REPUBLIKA.CO.ID, JAKARTA -- Rating atau ulasan Facebook di Play Store terus turun. Pada Kamis (20/5), terpantau rating Facebook sebesar 2,5.  Di kolom komentar terbaru, pengguna yang memberi rating rendah beralasan ada berbagai masalah yang tidak bisa diselesaikan oleh Facebook, seperti iklan, privasi, juga pengaturan suara.

Menurut Pengamat IT dan Media Sosial Kun Arief Cahyantoro ini bukan berarti bahwa Facebook akan dihapus oleh Playstore. Ia menjelaskan bahwa sistem algoritma peratingan Playstore sering berubah-ubah, tetapi terdapat beberapa 9 faktor kunci yang menjadi variabel penilaian rating, yaitu: Downloads, Paid Downloads, App Launches, Amount of Reviews, App Ratings, Keyword Usage, Update Frequency, Retentions, & Country.

"Rating aplikasi (App Rating) hanyalah 1 dari 9 faktor tersebut, sehingga dari sisi teknis FB masih tetap memiliki nilai tinggi untuk dapat tetap berada di playstore." ujar Arief kepada Republika.co.id, Jumat (21/5).

Selain itu, menurutnya masih banyak alasan lagi untuk meyakini bahwa boikot (oleh pengguna) tidak berdampak terlalu keras kepada FB. Misalnya terkait alasan pendapatan dimana unsur utamanya adalah iklan dari perusahaan-perusahaan.

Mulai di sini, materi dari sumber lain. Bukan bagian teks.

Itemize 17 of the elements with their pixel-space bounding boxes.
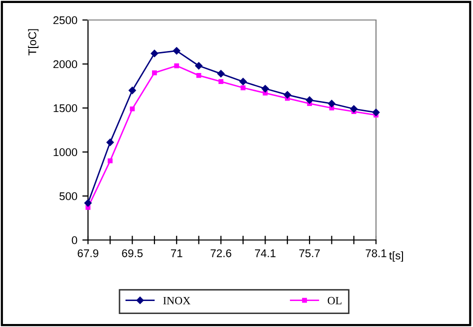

Arief memaparkan, kasus boikot aplikasi di playstore sebenarnya adalah hal yang sudah lama terjadi. Bahkan pada pertengahan tahun 2020, Facebook pernah juga mendapatkan aksi boikot dari perusahaan besar dengan alasan FB dinilai gagal mengatasi ujaran kebencian (konten rasis, berbau kekerasan, dan konten hoaks) yang dianggap mengganggu dan dapat membahayakan bisnis/produk dari perusahaan-perusahaan tersebut.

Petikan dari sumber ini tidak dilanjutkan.